Ao longo de sua história manteve uma linha editorial satírica e de orientação de esquerda, que lhe rendeu espaço cativo no mercado, embora nunca tenha liderado as vendas.
Em 2006, foi alvo de críticas de comunidades muçulmanas ao republicar as famosas (e controversas) charges de Maomé veiculadas meses antes pelo jornal dinamarquês Jyllands-Posten. Segundo preceitos do islã, que tem o profeta como figura sagrada, é proibida qualquer representação de sua imagem, considerada ofensa e pecado. O Jyllands-Posten foi além dessa provocação: uma das charges trazia Maomé como terrorista, com uma bomba no lugar do turbante.
Terror
Em 2011, a reprovação ao Charlie Hebdo transformou-se em fúria, quando o semanário "convidou" o profeta para ser "editor-chefe" de uma de suas edições, e publicou uma charge dele na capa. O material rendeu à publicação, naquele mesmo ano, um ataque a sua sede, com bomba incendiária, mas felizmente sem vítimas.
O atentado não arrefeceu a abordagem contundente e cáustica do veículo. Ao contrário, em 2012 a equipe voltou a usar Maomé em uma charge, empurrado numa cadeira de rodas por um judeu ortodoxo, sob a legenda de "Os Intocáveis" (em referência ao drama francês homônimo, que à época fazia sucesso) e a fala "não ria", dos personagens.
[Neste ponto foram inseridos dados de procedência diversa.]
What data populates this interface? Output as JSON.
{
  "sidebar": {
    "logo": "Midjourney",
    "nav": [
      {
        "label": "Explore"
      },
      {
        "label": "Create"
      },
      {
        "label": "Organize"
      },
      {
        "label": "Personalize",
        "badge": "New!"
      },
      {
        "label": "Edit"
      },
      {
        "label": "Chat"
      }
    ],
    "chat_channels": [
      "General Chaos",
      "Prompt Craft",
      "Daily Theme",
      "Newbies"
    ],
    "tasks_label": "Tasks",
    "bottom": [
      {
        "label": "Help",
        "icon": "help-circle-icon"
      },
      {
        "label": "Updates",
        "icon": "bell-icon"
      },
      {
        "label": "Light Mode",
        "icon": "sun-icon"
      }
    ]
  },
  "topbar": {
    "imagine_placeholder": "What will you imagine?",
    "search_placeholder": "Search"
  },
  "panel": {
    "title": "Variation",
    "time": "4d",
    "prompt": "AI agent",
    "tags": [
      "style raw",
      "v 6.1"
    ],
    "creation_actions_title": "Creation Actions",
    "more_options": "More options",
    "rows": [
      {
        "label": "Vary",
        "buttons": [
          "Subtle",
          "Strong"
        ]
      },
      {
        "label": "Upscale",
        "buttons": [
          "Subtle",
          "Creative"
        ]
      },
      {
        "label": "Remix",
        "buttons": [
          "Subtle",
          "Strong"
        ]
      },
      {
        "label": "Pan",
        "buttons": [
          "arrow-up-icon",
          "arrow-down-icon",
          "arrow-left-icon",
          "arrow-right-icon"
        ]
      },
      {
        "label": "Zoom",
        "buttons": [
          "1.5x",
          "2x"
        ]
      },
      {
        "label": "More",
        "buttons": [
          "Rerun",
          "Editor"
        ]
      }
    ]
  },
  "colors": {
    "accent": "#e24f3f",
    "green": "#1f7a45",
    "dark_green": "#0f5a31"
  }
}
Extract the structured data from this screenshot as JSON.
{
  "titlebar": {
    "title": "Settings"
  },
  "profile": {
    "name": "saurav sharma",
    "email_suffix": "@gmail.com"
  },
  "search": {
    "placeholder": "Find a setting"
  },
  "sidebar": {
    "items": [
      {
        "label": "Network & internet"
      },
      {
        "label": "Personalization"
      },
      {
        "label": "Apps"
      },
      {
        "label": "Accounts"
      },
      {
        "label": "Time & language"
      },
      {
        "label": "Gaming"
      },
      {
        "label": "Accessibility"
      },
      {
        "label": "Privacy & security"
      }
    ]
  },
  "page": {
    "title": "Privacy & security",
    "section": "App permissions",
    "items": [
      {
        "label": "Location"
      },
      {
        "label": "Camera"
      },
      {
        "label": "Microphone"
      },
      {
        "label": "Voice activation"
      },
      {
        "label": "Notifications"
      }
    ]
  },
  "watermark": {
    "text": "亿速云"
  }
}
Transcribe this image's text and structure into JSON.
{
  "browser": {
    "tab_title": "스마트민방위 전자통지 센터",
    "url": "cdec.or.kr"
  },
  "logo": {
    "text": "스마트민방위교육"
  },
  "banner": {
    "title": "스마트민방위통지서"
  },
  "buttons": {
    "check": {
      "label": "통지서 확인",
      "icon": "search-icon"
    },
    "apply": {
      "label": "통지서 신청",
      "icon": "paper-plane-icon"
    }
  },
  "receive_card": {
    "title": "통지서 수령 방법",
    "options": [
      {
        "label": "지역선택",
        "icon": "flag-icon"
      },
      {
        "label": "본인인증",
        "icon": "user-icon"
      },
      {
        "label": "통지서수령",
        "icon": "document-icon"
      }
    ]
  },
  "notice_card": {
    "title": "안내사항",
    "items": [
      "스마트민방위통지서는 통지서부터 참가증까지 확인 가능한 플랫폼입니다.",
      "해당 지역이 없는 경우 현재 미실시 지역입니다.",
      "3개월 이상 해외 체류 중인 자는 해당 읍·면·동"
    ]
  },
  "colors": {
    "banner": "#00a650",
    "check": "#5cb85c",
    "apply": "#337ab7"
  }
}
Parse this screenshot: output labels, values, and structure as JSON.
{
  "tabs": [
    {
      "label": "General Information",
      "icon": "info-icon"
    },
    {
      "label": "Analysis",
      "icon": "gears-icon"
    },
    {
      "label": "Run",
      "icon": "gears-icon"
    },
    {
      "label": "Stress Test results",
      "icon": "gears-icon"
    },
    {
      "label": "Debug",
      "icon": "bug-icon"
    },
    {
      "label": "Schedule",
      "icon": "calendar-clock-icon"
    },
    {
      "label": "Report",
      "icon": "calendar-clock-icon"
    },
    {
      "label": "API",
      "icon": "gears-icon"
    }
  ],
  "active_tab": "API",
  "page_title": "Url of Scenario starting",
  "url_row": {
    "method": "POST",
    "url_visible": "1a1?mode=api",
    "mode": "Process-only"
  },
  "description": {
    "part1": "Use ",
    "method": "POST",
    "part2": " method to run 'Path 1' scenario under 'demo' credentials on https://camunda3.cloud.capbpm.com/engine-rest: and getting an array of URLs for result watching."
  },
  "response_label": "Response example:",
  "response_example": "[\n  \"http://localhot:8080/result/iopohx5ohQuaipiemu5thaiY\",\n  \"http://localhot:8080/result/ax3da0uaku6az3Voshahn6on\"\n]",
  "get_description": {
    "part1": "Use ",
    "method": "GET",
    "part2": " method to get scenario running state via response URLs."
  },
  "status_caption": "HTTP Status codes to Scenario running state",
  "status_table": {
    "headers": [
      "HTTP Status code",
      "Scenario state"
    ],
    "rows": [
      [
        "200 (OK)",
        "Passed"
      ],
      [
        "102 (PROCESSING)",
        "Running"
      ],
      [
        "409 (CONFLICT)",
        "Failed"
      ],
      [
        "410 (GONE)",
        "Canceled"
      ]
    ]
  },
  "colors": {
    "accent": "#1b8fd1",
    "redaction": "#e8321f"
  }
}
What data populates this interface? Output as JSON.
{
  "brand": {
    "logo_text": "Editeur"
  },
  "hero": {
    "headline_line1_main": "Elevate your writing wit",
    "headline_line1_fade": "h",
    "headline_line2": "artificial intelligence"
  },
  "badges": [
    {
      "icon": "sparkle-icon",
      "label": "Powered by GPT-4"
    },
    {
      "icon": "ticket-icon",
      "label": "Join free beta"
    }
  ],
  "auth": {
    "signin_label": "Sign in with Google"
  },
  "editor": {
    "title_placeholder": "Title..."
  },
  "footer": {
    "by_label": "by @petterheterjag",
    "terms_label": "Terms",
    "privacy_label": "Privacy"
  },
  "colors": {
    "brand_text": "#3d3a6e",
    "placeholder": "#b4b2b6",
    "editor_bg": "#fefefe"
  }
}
Desde o episódio, o editor-chefe do Charlie Hebdo, Stephane Charbonnier, conhecido como Charb - um dos mortos na ação da última quarta - era mantido sob proteção policial. Morreram ainda os cartunistas Jean Cabu, Georges Wolinski (considerado um dos mais importantes do mundo), Bernard Verlhac (Tignous) e Philippe Honoré; o economista e vice-diretor do semanário Bernard Maris e a colunista Elsa Cayat; Michel Renaud, fundador do festival "Rendez-vous de Carnet de Voyage", que visitava a redação; o revisor Mustapha Ourrad; e o policial Franck Brinsolaro, que fazia a segurança de Charb.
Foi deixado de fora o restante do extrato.